Menag: Jangan Sampaikan Ujaran Kebencian dan Penghinaan Simbol Keagamaan di Ruang Publik

JAKARTA,KITAKATOLIK.COM—Menteri Agama Yaqut Cholil Qoumas meminta para penceramah agama tidak menjadikan ruang publik untuk menyampaikan pesan berisi ujaran kebencian maupun penghinaan karena ujaran kebencian dan penghinaan adalah tindak pidana.

 “Menyampaikan ujaran kebencian dan penghinaan terhadap simbol agama adalah pidana. Deliknya aduan dan bisa diproses di kepolisian, termasuk melanggar UU No 1/PNPS/1965 tentang Pencegahan Penyalahgunaan dan/atau Penodaan Agama,” tegas Menag di Jakarta, Minggu (22/8/2021) yang lalu.

Aktivitas ceramah dan kajian, kata Menag, harus dijadikan sebagai ruang edukasi dan pencerahan. Ceramah adalah media bagi para penceramah agama untuk meningkatkan pemahaman keagamaan publik terhadap keyakinan dan ajaran agamanya masing-masing, bukan untuk saling menghinakan keyakinan dan ajaran agama lainnya.

“Ceramah adalah media pendidikan, maka harus edukatif dan mencerahkan,” jelasnya. Ia menambahkan bahwa saat ini  pihaknya terus  berupaya mengarusutamakan penguatan moderasi beragama.

Hal itu, kata dia,  akan dilakukan kepada seluruh stakeholder, mulai dari ASN, Forum Kerukunan, termasuk juga penceramah dan masyarakat luas. Ada empat indikator yang dikuatkan, yaitu komitmen kebangsaan, toleransi, anti kekerasan, serta penerimaan terhadap tradisi.

“Dalam konteks ceramah agama, penguatan terhadap empat indikator moderasi ini penting dan strategis agar para penceramah bisa terus mengemban amanah pengetahuan dalam menghadirkan pesan-pesan keagamaan yang selain meneguhkan keimanan umat, juga mencerahkan dan inspiratif,” tandasnya.
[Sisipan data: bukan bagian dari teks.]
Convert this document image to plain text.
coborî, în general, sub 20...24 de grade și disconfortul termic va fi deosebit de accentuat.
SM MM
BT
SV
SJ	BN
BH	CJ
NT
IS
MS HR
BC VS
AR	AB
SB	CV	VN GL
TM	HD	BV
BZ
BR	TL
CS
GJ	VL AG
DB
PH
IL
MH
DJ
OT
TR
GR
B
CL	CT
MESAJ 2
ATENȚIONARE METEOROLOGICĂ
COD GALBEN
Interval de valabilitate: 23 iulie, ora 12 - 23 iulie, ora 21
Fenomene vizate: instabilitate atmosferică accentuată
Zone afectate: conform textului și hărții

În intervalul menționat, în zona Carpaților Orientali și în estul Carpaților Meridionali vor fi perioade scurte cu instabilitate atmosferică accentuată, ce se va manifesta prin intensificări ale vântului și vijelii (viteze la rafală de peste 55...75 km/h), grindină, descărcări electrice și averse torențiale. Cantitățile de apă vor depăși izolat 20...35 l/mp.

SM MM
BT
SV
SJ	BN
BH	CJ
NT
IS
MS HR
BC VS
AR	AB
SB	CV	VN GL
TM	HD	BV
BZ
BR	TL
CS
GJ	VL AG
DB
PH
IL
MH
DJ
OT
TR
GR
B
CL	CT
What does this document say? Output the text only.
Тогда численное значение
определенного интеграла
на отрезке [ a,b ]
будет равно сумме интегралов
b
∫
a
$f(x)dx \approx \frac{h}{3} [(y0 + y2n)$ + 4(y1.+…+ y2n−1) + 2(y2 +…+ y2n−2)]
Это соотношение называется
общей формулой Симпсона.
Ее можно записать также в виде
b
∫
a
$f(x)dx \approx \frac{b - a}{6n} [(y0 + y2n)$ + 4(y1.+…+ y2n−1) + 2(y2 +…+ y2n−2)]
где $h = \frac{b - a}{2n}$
Pada April 2017, kata Menag, sebenarnya Kemenag telah menerbitkan Sembilan seruan ceramah di rumah ibadah. Antara lain, bahwa materi yang disampaikan tidak mempertentangkan unsur SARA (suku, agama, ras, antargolongan) yang dapat menimbulkan konflik, mengganggu kerukunan ataupun merusak ikatan bangsa.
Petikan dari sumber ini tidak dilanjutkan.